Reading backwards from seventy
After all of it, Mat took his family to New Zealand for five months. No technology, no agenda. Just thinking. He recalled a story an American businessman had handed him back in his footy days:
“Imagine you’re seventy, reading a book. You get to chapter four, it’s good. Do you keep reading - or do you go, this book just keeps telling the same story?”
Little did Mat know the gentleman’s name was actually on the back of his footy jersey. So Mat started thinking in chapters. The thing he’d built, remarkable as it was, was one chapter. In New Zealand, he started reading backwards from seventy.
“I’ve never felt so free. And I’ve never felt as ambitious. It’s like I’ve been given a second chance.”
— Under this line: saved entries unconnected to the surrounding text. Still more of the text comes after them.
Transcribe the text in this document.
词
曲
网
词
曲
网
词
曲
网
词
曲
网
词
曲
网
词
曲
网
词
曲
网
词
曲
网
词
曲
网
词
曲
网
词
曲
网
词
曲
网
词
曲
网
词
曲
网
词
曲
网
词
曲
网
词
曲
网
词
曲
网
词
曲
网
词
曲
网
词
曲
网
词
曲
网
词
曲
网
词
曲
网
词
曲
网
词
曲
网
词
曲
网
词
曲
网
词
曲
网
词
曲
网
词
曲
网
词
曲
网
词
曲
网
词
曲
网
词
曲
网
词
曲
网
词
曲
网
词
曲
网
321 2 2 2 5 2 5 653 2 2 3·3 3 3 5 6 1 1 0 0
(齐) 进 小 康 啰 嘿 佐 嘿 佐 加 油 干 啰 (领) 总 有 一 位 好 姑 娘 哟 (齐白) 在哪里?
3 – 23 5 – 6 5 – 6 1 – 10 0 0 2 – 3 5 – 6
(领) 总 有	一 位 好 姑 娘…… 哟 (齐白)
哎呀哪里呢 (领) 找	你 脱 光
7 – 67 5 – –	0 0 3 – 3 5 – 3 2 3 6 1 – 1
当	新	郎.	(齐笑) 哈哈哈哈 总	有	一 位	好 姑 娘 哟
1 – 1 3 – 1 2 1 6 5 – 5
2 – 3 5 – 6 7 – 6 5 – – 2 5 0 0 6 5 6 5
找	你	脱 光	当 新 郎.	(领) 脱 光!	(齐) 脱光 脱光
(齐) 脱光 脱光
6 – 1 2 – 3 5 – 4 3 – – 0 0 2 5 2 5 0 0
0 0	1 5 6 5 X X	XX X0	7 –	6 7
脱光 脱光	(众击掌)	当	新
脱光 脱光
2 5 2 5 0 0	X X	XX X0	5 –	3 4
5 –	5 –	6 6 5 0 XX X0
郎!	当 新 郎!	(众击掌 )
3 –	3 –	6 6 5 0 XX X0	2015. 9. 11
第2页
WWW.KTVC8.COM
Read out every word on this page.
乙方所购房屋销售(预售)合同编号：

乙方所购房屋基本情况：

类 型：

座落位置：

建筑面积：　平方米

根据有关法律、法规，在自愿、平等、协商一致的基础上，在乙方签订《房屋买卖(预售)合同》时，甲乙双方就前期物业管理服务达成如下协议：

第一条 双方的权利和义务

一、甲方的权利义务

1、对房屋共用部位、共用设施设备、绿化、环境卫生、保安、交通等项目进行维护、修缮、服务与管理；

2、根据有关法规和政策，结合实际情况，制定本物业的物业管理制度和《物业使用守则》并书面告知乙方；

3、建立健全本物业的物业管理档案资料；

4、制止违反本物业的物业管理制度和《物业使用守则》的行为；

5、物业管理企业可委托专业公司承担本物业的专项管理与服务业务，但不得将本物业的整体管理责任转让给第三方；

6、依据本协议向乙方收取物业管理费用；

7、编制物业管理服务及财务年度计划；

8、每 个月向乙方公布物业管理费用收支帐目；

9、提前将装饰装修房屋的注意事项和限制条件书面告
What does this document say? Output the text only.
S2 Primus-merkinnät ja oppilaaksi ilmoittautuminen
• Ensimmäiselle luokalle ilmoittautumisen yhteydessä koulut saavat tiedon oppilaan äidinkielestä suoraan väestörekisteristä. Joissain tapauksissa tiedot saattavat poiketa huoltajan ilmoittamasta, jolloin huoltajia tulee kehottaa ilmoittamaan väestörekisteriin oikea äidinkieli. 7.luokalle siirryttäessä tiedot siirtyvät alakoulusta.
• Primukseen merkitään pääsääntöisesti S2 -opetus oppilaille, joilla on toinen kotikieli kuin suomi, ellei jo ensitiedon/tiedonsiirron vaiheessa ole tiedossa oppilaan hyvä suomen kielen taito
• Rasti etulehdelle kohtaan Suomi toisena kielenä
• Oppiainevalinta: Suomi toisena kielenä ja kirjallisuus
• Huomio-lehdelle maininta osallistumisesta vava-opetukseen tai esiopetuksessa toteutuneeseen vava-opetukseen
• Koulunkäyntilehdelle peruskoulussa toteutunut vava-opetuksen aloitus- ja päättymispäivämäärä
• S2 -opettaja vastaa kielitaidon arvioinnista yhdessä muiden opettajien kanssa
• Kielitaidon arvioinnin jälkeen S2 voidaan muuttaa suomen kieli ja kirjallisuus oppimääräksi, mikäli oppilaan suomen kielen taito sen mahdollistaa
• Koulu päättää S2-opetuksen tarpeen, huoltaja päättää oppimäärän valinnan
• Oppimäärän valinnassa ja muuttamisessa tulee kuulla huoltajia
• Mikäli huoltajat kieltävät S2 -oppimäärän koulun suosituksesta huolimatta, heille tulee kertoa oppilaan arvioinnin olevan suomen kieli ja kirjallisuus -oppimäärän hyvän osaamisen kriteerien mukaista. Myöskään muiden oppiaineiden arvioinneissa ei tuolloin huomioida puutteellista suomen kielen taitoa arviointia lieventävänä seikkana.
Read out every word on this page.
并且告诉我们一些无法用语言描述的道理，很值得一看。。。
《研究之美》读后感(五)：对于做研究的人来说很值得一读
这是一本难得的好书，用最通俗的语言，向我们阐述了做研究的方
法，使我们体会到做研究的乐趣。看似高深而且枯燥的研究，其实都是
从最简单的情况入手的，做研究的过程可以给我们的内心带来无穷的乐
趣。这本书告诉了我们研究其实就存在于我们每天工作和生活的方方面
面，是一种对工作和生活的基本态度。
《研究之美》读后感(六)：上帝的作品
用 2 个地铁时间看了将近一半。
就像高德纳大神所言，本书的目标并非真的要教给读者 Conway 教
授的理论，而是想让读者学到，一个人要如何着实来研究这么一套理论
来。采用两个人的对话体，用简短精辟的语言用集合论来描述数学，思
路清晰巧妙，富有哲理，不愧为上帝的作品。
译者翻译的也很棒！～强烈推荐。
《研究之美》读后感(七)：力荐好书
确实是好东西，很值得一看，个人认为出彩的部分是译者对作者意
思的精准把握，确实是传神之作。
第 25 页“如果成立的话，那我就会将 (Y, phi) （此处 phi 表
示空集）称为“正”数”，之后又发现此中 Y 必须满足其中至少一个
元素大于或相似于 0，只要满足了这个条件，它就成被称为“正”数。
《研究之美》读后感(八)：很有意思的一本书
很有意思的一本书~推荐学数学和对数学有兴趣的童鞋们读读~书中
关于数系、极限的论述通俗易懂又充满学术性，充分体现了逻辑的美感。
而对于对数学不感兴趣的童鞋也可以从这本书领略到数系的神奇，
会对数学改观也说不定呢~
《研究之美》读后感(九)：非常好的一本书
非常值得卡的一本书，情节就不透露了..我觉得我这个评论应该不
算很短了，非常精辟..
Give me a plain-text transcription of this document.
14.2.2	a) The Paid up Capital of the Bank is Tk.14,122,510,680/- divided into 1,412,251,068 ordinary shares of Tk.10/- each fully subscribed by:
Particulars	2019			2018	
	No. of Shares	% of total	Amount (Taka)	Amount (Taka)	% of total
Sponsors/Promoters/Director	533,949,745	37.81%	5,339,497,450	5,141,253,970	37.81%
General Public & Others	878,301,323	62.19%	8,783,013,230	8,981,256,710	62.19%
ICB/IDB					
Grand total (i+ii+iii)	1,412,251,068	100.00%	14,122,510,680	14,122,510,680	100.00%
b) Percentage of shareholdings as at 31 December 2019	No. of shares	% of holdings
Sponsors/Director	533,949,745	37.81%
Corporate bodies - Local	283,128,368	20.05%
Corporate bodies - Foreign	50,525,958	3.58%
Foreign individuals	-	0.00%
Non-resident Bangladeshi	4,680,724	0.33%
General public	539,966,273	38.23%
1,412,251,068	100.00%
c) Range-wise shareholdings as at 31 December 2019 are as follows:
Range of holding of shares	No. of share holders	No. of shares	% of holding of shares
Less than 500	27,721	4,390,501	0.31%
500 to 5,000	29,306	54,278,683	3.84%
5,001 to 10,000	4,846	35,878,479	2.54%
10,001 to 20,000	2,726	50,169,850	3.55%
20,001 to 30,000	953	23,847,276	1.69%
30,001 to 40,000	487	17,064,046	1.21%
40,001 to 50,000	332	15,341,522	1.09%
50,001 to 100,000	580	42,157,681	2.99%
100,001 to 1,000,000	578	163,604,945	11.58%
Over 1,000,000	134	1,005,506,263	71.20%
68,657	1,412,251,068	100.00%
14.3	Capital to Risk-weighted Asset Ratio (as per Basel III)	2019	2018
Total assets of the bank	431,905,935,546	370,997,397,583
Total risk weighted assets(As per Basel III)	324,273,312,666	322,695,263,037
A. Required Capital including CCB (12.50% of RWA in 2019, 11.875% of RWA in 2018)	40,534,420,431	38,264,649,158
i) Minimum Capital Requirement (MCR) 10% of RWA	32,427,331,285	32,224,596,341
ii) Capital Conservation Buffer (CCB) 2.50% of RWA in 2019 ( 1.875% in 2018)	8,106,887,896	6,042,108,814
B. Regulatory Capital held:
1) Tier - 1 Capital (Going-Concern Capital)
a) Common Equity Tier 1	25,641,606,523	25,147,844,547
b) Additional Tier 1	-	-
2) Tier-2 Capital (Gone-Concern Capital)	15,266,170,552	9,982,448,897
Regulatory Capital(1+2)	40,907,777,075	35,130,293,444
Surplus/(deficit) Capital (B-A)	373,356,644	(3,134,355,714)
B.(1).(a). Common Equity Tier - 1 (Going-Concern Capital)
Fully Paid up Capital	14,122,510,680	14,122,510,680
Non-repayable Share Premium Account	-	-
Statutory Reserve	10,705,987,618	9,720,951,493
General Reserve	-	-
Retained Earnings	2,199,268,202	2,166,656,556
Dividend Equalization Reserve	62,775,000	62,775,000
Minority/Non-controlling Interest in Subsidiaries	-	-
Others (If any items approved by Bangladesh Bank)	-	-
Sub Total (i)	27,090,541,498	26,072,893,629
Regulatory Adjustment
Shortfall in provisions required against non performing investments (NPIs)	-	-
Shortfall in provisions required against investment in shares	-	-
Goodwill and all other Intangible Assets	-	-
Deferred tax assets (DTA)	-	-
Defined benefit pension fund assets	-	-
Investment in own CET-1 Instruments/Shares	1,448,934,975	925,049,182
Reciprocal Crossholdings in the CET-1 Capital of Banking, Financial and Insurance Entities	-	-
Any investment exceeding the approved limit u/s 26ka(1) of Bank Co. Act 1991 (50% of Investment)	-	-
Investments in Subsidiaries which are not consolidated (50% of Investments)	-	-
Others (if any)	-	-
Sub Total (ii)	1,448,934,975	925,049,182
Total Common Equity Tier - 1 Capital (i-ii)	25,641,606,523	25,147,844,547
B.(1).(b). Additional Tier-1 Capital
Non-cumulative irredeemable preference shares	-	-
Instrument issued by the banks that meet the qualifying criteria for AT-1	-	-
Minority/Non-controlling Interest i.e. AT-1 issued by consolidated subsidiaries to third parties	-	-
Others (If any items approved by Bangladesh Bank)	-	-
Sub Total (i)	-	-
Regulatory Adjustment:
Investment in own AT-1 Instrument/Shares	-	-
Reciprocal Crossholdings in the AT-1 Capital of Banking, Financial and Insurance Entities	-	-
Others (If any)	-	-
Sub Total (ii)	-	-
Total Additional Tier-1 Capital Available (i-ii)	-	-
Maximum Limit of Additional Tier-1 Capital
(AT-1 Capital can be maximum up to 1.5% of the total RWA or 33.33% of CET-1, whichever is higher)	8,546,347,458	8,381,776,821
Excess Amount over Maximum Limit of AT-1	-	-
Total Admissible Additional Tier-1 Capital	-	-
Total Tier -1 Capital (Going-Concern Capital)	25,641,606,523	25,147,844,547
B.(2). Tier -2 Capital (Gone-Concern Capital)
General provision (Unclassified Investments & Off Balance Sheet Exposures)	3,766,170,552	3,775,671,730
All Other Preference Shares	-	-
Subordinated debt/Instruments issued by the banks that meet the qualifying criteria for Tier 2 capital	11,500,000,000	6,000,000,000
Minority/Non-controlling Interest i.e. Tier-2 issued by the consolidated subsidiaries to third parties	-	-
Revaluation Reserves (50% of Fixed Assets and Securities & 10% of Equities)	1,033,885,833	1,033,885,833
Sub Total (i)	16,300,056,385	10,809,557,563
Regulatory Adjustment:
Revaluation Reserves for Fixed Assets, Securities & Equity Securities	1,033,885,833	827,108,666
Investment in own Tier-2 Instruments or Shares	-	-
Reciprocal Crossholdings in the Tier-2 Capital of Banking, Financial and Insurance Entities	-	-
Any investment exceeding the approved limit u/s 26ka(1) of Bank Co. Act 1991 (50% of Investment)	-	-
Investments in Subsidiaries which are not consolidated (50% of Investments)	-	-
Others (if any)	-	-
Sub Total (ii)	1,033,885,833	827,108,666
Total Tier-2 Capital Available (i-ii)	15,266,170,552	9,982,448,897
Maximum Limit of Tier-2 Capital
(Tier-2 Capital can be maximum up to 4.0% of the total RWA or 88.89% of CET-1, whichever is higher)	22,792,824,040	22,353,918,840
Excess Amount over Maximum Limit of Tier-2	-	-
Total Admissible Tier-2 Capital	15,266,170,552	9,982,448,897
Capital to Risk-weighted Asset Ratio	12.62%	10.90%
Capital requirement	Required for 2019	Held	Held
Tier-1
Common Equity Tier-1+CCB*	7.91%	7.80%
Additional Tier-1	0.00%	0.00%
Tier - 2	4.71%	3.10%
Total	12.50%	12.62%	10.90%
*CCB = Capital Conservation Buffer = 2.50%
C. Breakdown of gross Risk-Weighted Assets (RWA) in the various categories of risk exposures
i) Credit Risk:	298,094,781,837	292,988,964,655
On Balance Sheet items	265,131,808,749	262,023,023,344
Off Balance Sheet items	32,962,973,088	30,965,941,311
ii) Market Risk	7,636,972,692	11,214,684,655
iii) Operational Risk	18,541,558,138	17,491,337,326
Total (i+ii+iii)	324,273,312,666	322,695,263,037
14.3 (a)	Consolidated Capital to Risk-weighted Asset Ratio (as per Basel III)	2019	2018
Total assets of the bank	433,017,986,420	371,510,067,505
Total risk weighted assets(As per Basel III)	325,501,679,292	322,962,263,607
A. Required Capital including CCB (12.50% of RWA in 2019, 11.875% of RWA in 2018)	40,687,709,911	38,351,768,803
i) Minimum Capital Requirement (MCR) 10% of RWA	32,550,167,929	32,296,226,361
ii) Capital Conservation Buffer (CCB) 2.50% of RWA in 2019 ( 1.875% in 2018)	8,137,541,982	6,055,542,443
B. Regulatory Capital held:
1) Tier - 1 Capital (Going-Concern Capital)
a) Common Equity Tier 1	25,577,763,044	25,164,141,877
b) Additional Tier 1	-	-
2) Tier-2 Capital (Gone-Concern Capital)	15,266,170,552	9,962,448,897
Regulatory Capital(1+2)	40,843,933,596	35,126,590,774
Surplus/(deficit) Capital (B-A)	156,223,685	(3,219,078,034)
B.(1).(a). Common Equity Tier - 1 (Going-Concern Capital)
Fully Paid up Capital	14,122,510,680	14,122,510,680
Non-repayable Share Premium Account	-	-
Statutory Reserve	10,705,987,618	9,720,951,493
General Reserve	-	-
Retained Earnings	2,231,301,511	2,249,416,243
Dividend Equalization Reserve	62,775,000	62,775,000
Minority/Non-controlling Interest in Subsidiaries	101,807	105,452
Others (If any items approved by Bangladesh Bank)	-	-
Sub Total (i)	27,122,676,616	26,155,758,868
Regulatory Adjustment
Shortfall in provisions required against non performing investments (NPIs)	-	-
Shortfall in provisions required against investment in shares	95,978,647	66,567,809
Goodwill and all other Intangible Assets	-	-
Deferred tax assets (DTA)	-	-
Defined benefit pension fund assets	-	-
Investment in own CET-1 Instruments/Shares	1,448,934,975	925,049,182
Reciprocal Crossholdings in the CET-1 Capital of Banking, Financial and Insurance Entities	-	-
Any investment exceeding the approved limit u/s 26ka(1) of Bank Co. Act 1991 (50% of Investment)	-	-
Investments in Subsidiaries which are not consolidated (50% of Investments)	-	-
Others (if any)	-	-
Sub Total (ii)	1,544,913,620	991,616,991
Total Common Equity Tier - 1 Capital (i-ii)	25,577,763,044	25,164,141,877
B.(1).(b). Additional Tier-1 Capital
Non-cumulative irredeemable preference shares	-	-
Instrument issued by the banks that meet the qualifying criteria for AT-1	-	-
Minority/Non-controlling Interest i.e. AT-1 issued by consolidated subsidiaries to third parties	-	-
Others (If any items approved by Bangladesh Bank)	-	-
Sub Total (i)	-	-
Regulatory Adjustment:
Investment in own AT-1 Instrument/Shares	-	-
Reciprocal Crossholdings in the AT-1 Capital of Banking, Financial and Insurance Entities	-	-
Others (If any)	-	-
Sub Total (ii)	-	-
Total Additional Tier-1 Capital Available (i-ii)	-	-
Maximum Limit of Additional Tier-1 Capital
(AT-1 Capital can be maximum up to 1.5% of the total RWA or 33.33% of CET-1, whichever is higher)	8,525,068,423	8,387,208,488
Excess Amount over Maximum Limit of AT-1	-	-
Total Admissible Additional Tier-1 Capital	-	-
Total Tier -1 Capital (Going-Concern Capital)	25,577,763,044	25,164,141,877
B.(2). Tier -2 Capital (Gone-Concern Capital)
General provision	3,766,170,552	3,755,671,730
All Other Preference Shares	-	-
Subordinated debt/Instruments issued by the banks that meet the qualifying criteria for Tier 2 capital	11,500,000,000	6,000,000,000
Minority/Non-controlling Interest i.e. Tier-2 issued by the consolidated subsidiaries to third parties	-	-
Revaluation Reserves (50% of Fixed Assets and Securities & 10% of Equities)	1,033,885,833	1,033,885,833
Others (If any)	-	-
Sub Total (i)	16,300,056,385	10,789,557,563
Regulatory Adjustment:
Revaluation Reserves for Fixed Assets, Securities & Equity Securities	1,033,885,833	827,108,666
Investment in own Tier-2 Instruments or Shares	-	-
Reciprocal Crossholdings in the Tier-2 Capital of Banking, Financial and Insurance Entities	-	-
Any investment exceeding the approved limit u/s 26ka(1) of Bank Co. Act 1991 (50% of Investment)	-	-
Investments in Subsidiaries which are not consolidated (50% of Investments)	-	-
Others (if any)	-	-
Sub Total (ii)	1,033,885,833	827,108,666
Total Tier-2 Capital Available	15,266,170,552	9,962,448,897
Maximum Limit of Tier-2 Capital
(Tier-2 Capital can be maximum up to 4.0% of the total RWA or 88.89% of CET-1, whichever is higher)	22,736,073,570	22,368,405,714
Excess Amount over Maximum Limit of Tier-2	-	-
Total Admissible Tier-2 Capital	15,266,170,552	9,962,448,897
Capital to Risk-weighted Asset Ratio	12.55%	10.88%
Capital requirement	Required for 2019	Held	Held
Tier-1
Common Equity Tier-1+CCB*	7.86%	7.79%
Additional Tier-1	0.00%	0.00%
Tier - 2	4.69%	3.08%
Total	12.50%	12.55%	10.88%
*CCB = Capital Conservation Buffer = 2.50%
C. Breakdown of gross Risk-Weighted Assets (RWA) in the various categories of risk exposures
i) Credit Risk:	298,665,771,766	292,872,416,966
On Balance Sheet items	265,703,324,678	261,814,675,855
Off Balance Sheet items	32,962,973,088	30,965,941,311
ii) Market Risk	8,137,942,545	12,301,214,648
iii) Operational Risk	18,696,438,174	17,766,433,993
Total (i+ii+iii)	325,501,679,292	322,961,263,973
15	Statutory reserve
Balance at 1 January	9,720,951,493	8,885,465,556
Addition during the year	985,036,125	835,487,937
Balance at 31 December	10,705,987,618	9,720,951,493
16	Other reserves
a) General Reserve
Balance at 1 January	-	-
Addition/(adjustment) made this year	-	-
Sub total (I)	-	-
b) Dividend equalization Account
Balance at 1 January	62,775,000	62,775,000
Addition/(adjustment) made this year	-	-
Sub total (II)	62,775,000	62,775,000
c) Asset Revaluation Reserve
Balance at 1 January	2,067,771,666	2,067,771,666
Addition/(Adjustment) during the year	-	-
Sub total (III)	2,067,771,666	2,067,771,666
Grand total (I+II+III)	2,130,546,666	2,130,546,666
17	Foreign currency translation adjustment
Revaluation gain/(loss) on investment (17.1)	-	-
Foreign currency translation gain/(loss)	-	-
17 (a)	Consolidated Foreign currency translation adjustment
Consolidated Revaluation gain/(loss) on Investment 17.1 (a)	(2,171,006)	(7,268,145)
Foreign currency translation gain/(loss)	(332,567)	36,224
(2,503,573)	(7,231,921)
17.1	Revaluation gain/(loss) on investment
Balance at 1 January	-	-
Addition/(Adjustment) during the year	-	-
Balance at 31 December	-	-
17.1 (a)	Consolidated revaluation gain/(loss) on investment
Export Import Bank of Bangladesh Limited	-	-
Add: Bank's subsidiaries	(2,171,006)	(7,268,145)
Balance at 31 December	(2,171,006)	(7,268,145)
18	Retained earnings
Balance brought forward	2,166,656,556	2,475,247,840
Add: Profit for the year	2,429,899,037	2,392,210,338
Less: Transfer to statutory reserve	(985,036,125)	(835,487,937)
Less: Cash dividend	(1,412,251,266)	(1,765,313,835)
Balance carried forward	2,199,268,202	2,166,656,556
He describes the shift as moving from an achievement-based identity to a systems-based one - not chasing outcomes, but trusting the process to deliver them.
Four things to stay honest about: family, friends, fitness, community. Nobody’s the best at all four. The systems just stop you lying to yourself about which one you’re neglecting.
Become by doing
At the end of the day, Mat didn’t plan his way to who he became. He acted his way there. Left tech for $55k, coached football through Canberra winters, pitched a giant from a garage, then walked away at the peak to start a new chapter.
“Through action you get motivated. Through motivation you become inspired. And inspiration drives more action. It’s a beautiful flywheel.”
That’s Become By Doing. You don’t wait for the map - you move, and the map appears. You don’t wait for inspiration - you act, and it follows. You don’t plan your way to a new identity - you start ugly, and the doing makes you who you become.
Mat learned to read his life in chapters. I’m still writing mine (literally).
What chapter are you in - and is it time to turn the page?